Unfortunately, this lifestyle has lead to widespread postural issues. We crane our necks forward to stare at the computer screen, TV, or to text back our friends. We hunch forward, ignoring our aching muscles and tissues.
The body functions its best when properly aligned. Good posture means the position in which our muscles, tissues, and joints are under the least amount of stress. Bad posture paves the way toward chronic pain, among other health issues.

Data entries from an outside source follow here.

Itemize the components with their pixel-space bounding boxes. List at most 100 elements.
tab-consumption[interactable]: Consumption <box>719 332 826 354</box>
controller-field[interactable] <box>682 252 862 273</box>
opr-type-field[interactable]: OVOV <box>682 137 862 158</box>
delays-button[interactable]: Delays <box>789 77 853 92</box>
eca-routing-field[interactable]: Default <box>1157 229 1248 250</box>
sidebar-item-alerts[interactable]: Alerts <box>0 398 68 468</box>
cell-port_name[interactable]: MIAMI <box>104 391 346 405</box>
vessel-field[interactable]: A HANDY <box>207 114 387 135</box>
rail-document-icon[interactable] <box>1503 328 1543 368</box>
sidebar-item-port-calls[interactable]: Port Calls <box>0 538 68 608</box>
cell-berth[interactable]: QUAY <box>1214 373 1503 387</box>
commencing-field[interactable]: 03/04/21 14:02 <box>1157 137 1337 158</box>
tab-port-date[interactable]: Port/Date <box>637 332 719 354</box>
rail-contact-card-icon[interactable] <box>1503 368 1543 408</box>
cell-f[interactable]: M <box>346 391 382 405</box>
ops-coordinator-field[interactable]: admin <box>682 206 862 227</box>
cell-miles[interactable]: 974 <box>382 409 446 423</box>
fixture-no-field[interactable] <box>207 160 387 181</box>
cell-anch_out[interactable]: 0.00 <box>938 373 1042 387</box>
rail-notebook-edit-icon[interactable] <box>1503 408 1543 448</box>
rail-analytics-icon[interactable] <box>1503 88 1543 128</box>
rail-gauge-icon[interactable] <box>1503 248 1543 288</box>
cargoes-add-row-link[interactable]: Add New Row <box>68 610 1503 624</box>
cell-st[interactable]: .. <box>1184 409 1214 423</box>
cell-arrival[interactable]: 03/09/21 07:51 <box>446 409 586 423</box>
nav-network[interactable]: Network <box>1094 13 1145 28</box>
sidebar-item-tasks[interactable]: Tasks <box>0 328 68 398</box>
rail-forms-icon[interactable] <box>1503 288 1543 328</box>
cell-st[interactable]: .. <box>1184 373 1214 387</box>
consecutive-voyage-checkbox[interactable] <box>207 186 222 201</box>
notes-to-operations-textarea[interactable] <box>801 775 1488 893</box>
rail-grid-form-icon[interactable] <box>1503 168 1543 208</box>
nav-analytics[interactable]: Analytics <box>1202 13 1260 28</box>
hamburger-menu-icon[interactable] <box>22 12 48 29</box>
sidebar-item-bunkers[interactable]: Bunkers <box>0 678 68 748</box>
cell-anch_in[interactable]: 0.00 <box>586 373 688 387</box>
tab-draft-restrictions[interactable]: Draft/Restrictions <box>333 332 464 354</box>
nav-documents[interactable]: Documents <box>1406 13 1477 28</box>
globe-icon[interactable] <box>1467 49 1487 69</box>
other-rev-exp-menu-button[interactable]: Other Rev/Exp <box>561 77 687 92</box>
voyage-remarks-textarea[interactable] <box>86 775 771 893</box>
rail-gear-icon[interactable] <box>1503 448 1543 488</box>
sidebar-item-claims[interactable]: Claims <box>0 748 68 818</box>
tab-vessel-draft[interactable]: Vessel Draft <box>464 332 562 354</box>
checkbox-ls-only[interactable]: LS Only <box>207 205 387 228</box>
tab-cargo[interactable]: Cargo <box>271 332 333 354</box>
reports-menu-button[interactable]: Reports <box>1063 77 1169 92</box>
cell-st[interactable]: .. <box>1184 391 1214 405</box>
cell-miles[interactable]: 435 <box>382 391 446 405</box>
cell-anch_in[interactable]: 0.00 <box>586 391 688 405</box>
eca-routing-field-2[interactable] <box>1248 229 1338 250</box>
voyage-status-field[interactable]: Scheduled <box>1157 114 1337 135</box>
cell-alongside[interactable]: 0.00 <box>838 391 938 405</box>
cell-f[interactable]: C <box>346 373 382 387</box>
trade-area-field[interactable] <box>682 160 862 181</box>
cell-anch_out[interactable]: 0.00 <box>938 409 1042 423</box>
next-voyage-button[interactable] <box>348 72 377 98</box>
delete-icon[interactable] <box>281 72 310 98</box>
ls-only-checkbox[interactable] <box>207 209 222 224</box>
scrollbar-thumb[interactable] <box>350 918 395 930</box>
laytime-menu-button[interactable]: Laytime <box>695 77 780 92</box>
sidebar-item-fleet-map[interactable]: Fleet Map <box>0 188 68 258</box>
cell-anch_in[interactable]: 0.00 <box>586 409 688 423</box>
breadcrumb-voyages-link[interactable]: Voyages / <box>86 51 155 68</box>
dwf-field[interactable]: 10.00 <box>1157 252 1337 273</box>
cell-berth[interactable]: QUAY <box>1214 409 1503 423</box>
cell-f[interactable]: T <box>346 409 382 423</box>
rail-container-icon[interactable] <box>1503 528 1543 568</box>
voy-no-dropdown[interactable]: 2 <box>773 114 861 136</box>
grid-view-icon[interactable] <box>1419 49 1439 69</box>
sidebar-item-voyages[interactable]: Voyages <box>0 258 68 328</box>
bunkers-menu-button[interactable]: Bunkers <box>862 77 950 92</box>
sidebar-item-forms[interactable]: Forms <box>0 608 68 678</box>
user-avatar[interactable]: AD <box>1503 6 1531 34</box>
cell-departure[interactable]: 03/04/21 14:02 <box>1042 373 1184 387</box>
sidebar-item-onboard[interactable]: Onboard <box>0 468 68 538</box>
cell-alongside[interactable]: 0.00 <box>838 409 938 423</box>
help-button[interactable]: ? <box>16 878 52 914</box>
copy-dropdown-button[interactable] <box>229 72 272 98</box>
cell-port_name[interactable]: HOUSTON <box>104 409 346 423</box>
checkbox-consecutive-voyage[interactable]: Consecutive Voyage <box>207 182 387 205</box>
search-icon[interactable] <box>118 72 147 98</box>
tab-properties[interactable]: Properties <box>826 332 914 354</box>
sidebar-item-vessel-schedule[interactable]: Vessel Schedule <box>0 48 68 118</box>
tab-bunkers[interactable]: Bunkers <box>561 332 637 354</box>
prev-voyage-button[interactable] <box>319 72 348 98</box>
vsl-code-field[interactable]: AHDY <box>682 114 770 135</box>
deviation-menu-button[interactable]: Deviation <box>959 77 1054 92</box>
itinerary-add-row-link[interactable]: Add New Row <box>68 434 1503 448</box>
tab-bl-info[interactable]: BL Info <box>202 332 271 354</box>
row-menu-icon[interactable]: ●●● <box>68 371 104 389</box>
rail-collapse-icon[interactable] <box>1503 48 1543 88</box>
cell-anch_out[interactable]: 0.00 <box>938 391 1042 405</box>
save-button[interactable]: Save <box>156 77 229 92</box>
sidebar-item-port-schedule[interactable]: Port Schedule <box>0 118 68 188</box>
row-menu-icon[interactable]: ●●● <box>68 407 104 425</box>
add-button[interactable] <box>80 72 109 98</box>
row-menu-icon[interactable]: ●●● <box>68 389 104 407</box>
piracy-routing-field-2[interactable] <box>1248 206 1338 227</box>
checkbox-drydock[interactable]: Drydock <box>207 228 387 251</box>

As a manual therapist or fitness professional, educating your clients or patients about good posture is necessary. It contributes to good form in exercise and ensure the correct loading of certain muscles and joints during specific movements.
What is good posture?
The spine has 3 natural curves at the cervical spine, thoracic spine, and lumbar spine. Ideally, these curves should exist when in a seated position.
For good posture, instruct your patients to stand or sit up tall and straight - no hunching forward. Their shoulders should be positioned down and back in a relaxed state. Instruct your client to slightly engage their core to support the low back and promote proper alignment. Their head should remain in a neutral position in-line with the rest of their spine.
Education is step 1. The next step is correcting any postural deficits. Exercise can greatly help in this regard. Strengthening and stretching exercises directed at strengthening weak postural muscles and lengthening tight and strained muscles can help correct the problem.